Dizem que é assim desde que as cabras começaram a ficar estranhas. Uma ou duas vezes por estação, um filhote nasce errado, com duas cabeças, membros talvez tortos, geralmente natimorto. Queimado rápido, abafado. Mas neste último ciclo de partos? Três deles. Três coisas horríveis, viscosas e pálidas, balindo silenciosamente por bocas que não deveriam existir. Meu pai precisou de mim para carregar a lenha para a queima. Vi um de perto. Enrolado num couro, as duas cabeças pendendo, perninhas se contorcendo debilmente. Como se tentasse viver, apesar da deformidade. Fez meu estômago revirar. Os melros observavam, zombando, grasnando. Sempre o grasnido.

Talvez toda essa inquietação, todo esse medo silencioso, seja por que Mellafin encontrou espaço para se instalar.

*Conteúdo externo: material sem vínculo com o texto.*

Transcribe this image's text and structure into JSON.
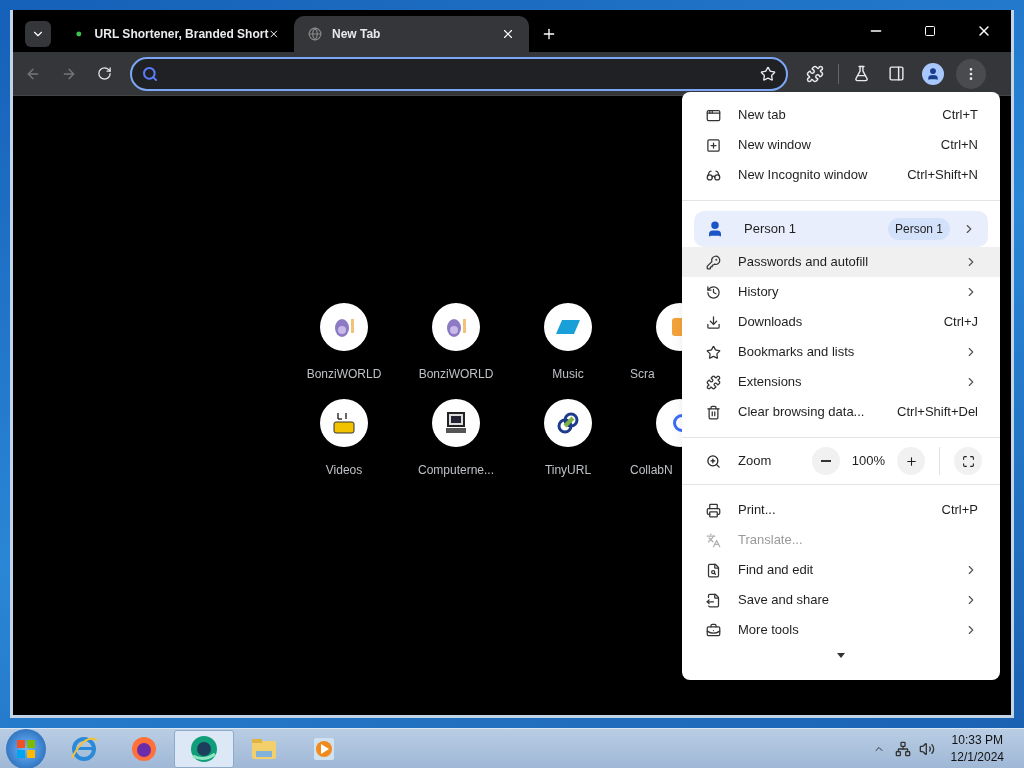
{
  "tabs": [
    {
      "title": "URL Shortener, Branded Short",
      "selected": false
    },
    {
      "title": "New Tab",
      "selected": true
    }
  ],
  "shortcuts": [
    {
      "label": "BonziWORLD",
      "kind": "monkey"
    },
    {
      "label": "BonziWORLD",
      "kind": "monkey"
    },
    {
      "label": "Music",
      "kind": "slant"
    },
    {
      "label": "Scra",
      "kind": "orange"
    },
    {
      "label": "Videos",
      "kind": "tube"
    },
    {
      "label": "Computerne...",
      "kind": "computer"
    },
    {
      "label": "TinyURL",
      "kind": "link"
    },
    {
      "label": "CollabN",
      "kind": "ring"
    }
  ],
  "menu": {
    "items": [
      {
        "kind": "item",
        "label": "New tab",
        "shortcut": "Ctrl+T",
        "submenu": false,
        "hovered": false,
        "disabled": false
      },
      {
        "kind": "item",
        "label": "New window",
        "shortcut": "Ctrl+N",
        "submenu": false,
        "hovered": false,
        "disabled": false
      },
      {
        "kind": "item",
        "label": "New Incognito window",
        "shortcut": "Ctrl+Shift+N",
        "submenu": false,
        "hovered": false,
        "disabled": false
      },
      {
        "kind": "separator"
      },
      {
        "kind": "profile",
        "label": "Person 1",
        "badge": "Person 1"
      },
      {
        "kind": "item",
        "label": "Passwords and autofill",
        "submenu": true,
        "hovered": true,
        "disabled": false
      },
      {
        "kind": "item",
        "label": "History",
        "submenu": true,
        "hovered": false,
        "disabled": false
      },
      {
        "kind": "item",
        "label": "Downloads",
        "shortcut": "Ctrl+J",
        "submenu": false,
        "hovered": false,
        "disabled": false
      },
      {
        "kind": "item",
        "label": "Bookmarks and lists",
        "submenu": true,
        "hovered": false,
        "disabled": false
      },
      {
        "kind": "item",
        "label": "Extensions",
        "submenu": true,
        "hovered": false,
        "disabled": false
      },
      {
        "kind": "item",
        "label": "Clear browsing data...",
        "shortcut": "Ctrl+Shift+Del",
        "submenu": false,
        "hovered": false,
        "disabled": false
      },
      {
        "kind": "separator"
      },
      {
        "kind": "zoom",
        "label": "Zoom",
        "value": "100%"
      },
      {
        "kind": "separator"
      },
      {
        "kind": "item",
        "label": "Print...",
        "shortcut": "Ctrl+P",
        "submenu": false,
        "hovered": false,
        "disabled": false
      },
      {
        "kind": "item",
        "label": "Translate...",
        "submenu": false,
        "hovered": false,
        "disabled": true
      },
      {
        "kind": "item",
        "label": "Find and edit",
        "submenu": true,
        "hovered": false,
        "disabled": false
      },
      {
        "kind": "item",
        "label": "Save and share",
        "submenu": true,
        "hovered": false,
        "disabled": false
      },
      {
        "kind": "item",
        "label": "More tools",
        "submenu": true,
        "hovered": false,
        "disabled": false
      }
    ]
  },
  "taskbar": {
    "apps": [
      {
        "kind": "ie",
        "selected": false
      },
      {
        "kind": "firefox",
        "selected": false
      },
      {
        "kind": "browser",
        "selected": true
      },
      {
        "kind": "folder",
        "selected": false
      },
      {
        "kind": "media",
        "selected": false
      }
    ],
    "time": "10:33 PM",
    "date": "12/1/2024"
  }
}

Ela começou a aparecer há sete luas. Uma mulher sem raízes, montando seu pequeno acampamento por alguns dias logo além da borda da clareira, sempre chegando logo após o pôr da lua, que mergulhava a clareira em suas quinze noites de escuridão salpicada de estrelas. No início, os anciãos a mantinham sob a ponta de lanças. Meu pai ficou de guarda ele mesmo, não a deixou se aproximar mais que a velha árvore de sálvia torta. “Já temos estranheza demais,” ele grasnou. “Não precisamos de uma estranha trazendo mais sombras.” Minha mãe concordou, os lábios apertados. “Povo sem raízes anda por caminhos que não entendemos, filho. Carregam coisas que é melhor não encontrar.”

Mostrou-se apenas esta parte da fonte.